200165 Perceived Collateral Consequences of Megan's Law

Tuesday, November 10, 2009

Kelly Bonnar, PhD , Dept of Community Health, SUNY-Potsdam, Potsdam, NY
David R. Black, PhD, MPH, FAAHB , Health and Kinesiology Department, Purdue University, West Lafayette, IN
Daniel C. Coster, PhD , Department of Mathematics and Statistics, Utah State University, Logan, UT
Studies confirm the incidence of sexual offenses has not been significantly impacted by sex offender registration and community notification laws. One reason may be that they create an overwhelming number of collateral consequences making reintegration, and thus rehabilitation, impossible. The purpose of this descriptive study was to examine those collateral consequences. A non-random sample of Registered Sexual Offenders (RSO's; n=72) completed an online, 76-item survey assessing (a) demographics; (b) conviction history; and (c) collateral consequences of registration and community notification. Forty-four percent of the RSO's were married and 57% had children. Seventy-one percent had education beyond high school, yet only 38% were working full-time. Most reported collateral consequences. For example, 26% were verbally and physically threatened after community notification while 42% were harassed. Furthermore, collateral consequences extended to family members with 17% reporting their partners had been verbally or physically threatened and 31% harassed. Interestingly, 24% also report their children had suffered harassment. Fifty-percent lost friends and 56% lost social support, which might explain why 80% reported feeling depressed, sad, and isolated. These collateral consequences do not appear to subside with time as 61% had been convicted more than 5 years ago. Finally, 0% reported recidivating and 93% did not feel at risk for committing another sexual offense. Although evidence exists suggesting these laws are ineffective at preventing sexual crimes, it is evident they create an unstable environment for RSO's and their family members; a context that could increase the risk they will recidivate.

Learning Objectives:
1. Discuss the scope of local, state, and national laws developed to prevent sexual violence. 2. Identify the limitations of these laws in protecting the public from sexually violent crimes. 3. Describe results from a study designed to explore the collateral consequences of being a sexual offender who must abide by these laws. 4. Discuss how these collateral consequences may compromise efforts to prevent sexual violence.
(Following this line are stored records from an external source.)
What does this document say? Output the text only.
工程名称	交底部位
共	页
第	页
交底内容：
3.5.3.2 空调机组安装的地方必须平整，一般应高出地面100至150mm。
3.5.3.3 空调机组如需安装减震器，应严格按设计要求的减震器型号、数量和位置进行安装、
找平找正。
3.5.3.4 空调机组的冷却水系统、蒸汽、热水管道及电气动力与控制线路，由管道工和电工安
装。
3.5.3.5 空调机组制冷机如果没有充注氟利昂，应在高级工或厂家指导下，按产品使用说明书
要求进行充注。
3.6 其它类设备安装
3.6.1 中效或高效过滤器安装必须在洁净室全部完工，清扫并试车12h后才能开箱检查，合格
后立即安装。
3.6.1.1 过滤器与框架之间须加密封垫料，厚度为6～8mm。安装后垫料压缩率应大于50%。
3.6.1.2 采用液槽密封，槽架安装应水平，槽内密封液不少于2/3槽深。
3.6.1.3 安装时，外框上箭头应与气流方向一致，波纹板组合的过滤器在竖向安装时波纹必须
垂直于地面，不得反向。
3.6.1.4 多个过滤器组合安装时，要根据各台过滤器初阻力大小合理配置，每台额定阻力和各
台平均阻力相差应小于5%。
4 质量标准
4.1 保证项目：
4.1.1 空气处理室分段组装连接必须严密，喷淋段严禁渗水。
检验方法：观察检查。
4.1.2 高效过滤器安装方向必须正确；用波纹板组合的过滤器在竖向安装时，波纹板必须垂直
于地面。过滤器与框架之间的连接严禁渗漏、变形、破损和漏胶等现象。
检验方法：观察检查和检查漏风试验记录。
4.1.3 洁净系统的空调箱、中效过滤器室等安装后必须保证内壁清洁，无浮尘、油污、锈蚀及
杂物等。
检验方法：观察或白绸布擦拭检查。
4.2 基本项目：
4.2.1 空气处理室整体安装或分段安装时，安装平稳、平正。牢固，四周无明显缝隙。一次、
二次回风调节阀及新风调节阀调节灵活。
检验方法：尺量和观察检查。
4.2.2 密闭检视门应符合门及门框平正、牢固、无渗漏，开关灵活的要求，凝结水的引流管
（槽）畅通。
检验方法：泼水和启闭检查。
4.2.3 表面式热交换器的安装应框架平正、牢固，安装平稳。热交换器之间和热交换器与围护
Keywords: Sexual Assault, Policy/Policy Development

Presenting author's disclosure statement:

Qualified on the content I am responsible for because: I have a PhD in Health Promotion and 3 years of experience as a Faculty member. I am solely responsible for the study design and data collection.
Any relevant financial relationships? No

I agree to comply with the American Public Health Association Conflict of Interest and Commercial Support Guidelines, and to disclose to the participants any off-label or experimental uses of a commercial product or service discussed in my presentation.